Generation X is loosely defined as those born between 1965 and 1981 with the nadir falling in 1970.
Generation Y or Millennials will start turning 30 next year.
Boomers have gotten in the way of Gen X'ers career advancement both by their sheer numbers and now by hanging around the workplace longer than their parents did.
In addition, the boomers have left future generations so much debt that they will have permanently stunted the lifestyles of their progeny.
So here's the latest take on a question that has been argued since the first finance prof. to see the "pig in the python" chart and which made Harry Dent a lot of money.
From Real Time Economics:
The next quarter century or so could be a tough one for the stock market, researchers at the Federal Reserve Bank of San Francisco warn.

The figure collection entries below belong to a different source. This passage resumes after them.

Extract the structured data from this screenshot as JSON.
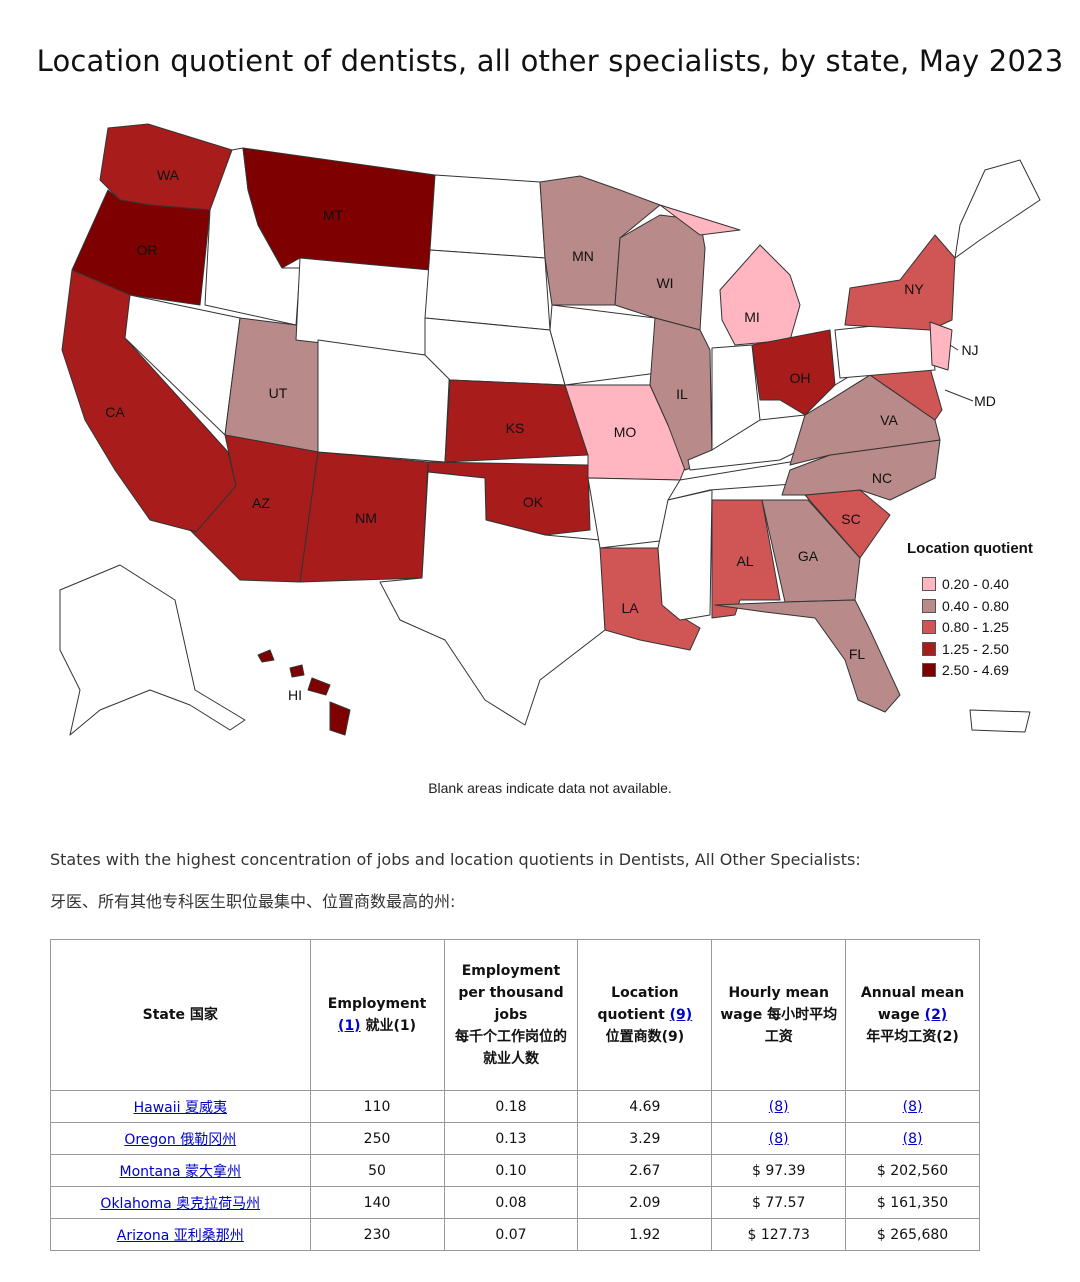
{
  "title": "Location quotient of dentists, all other specialists, by state, May 2023",
  "legend": {
    "title": "Location quotient",
    "items": [
      {
        "label": "0.20 - 0.40",
        "color": "#ffb6c1"
      },
      {
        "label": "0.40 - 0.80",
        "color": "#b88a8a"
      },
      {
        "label": "0.80 - 1.25",
        "color": "#d05555"
      },
      {
        "label": "1.25 - 2.50",
        "color": "#a81c1c"
      },
      {
        "label": "2.50 - 4.69",
        "color": "#7f0000"
      }
    ]
  },
  "states": [
    {
      "abbr": "WA",
      "tier": 3
    },
    {
      "abbr": "OR",
      "tier": 4
    },
    {
      "abbr": "MT",
      "tier": 4
    },
    {
      "abbr": "CA",
      "tier": 3
    },
    {
      "abbr": "UT",
      "tier": 1
    },
    {
      "abbr": "AZ",
      "tier": 3
    },
    {
      "abbr": "NM",
      "tier": 3
    },
    {
      "abbr": "KS",
      "tier": 3
    },
    {
      "abbr": "OK",
      "tier": 3
    },
    {
      "abbr": "MN",
      "tier": 1
    },
    {
      "abbr": "WI",
      "tier": 1
    },
    {
      "abbr": "IL",
      "tier": 1
    },
    {
      "abbr": "MO",
      "tier": 0
    },
    {
      "abbr": "MI",
      "tier": 0
    },
    {
      "abbr": "OH",
      "tier": 3
    },
    {
      "abbr": "NY",
      "tier": 2
    },
    {
      "abbr": "NJ",
      "tier": 0
    },
    {
      "abbr": "MD",
      "tier": 2
    },
    {
      "abbr": "VA",
      "tier": 1
    },
    {
      "abbr": "NC",
      "tier": 1
    },
    {
      "abbr": "SC",
      "tier": 2
    },
    {
      "abbr": "GA",
      "tier": 1
    },
    {
      "abbr": "AL",
      "tier": 2
    },
    {
      "abbr": "LA",
      "tier": 2
    },
    {
      "abbr": "FL",
      "tier": 1
    },
    {
      "abbr": "HI",
      "tier": 4
    }
  ],
  "blank_note": "Blank areas indicate data not available.",
  "intro_en": "States with the highest concentration of jobs and location quotients in Dentists, All Other Specialists:",
  "intro_zh": "牙医、所有其他专科医生职位最集中、位置商数最高的州:",
  "table": {
    "headers": {
      "state": "State  国家",
      "employment": "Employment",
      "employment_link": "(1)",
      "employment_zh": " 就业(1)",
      "per_thousand": "Employment per thousand jobs",
      "per_thousand_zh": "每千个工作岗位的就业人数",
      "lq": "Location quotient ",
      "lq_link": "(9)",
      "lq_zh": "位置商数(9)",
      "hourly": "Hourly mean wage  每小时平均工资",
      "annual": "Annual mean wage ",
      "annual_link": "(2)",
      "annual_zh": "年平均工资(2)"
    },
    "rows": [
      {
        "state": "Hawaii 夏威夷",
        "employment": "110",
        "per_thousand": "0.18",
        "lq": "4.69",
        "hourly": "(8)",
        "annual": "(8)"
      },
      {
        "state": "Oregon 俄勒冈州",
        "employment": "250",
        "per_thousand": "0.13",
        "lq": "3.29",
        "hourly": "(8)",
        "annual": "(8)"
      },
      {
        "state": "Montana 蒙大拿州",
        "employment": "50",
        "per_thousand": "0.10",
        "lq": "2.67",
        "hourly": "$ 97.39",
        "annual": "$ 202,560"
      },
      {
        "state": "Oklahoma 奥克拉荷马州",
        "employment": "140",
        "per_thousand": "0.08",
        "lq": "2.09",
        "hourly": "$ 77.57",
        "annual": "$ 161,350"
      },
      {
        "state": "Arizona 亚利桑那州",
        "employment": "230",
        "per_thousand": "0.07",
        "lq": "1.92",
        "hourly": "$ 127.73",
        "annual": "$ 265,680"
      }
    ]
  }
}
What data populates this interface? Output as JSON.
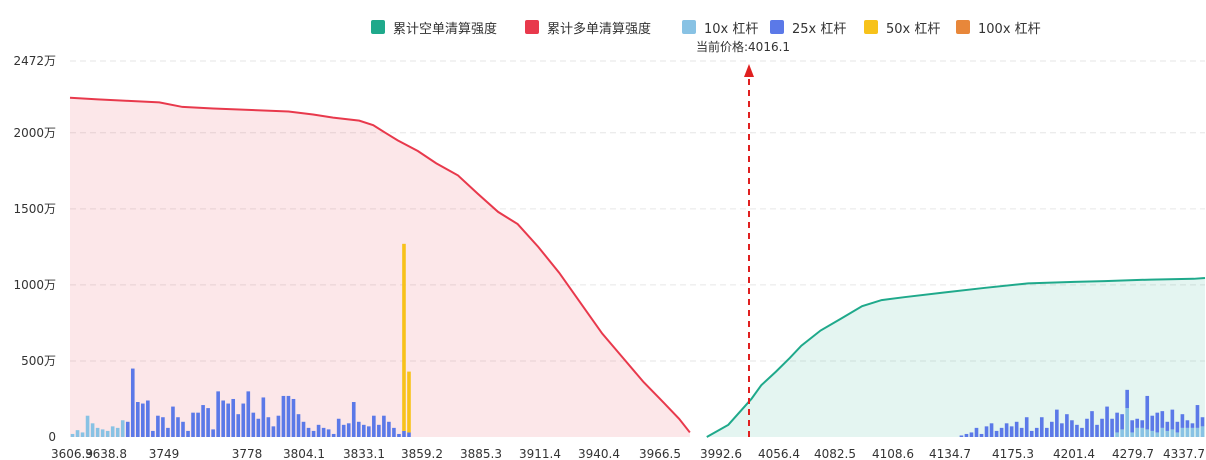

In a paper released by the institution Monday, two of its staffers said the retirement of the Baby Boom generation stands to strip away from equities a key source of support. The ongoing wave of retirees won’t crater the market, but they may well be “a factor holding down equity valuations over the next two decades,” writes Zheng Liu and Mark Spiegel write.So the Gen X crowd gets screwed again but the millenials will get to accumulate shares at depressed prices for the bulk of their working lives.
As they see it, what the Baby Boomers have given to the market is something like what they will be taking away. Allowing for the “theoretical ambiguities,” the economists noted “U.S. equity values have been closely related to demographic trends in the past half century” across several key metrics. “In the context of the impending retirement of baby boomers over the next two decades, this correlation portends poorly for equity values,” Liu and Spiegel write.
As much as it is a problem for the market over the long haul, as retirees sell stocks to try to maintain their lifestyles, the “well known” nature of the troubles is also a problem for markets now. Indeed, if current investors now start pricing in the coming Baby Boomer headwind, they may “depress” stock prices.
“These demographic shifts may present headwinds today for the stock market’s recovery from the financial crisis,” the paper said....MORE
Sort of the dream of retirement planning: accumulate at a buck until you retire and have it pop to $100 the day you start withdrawing.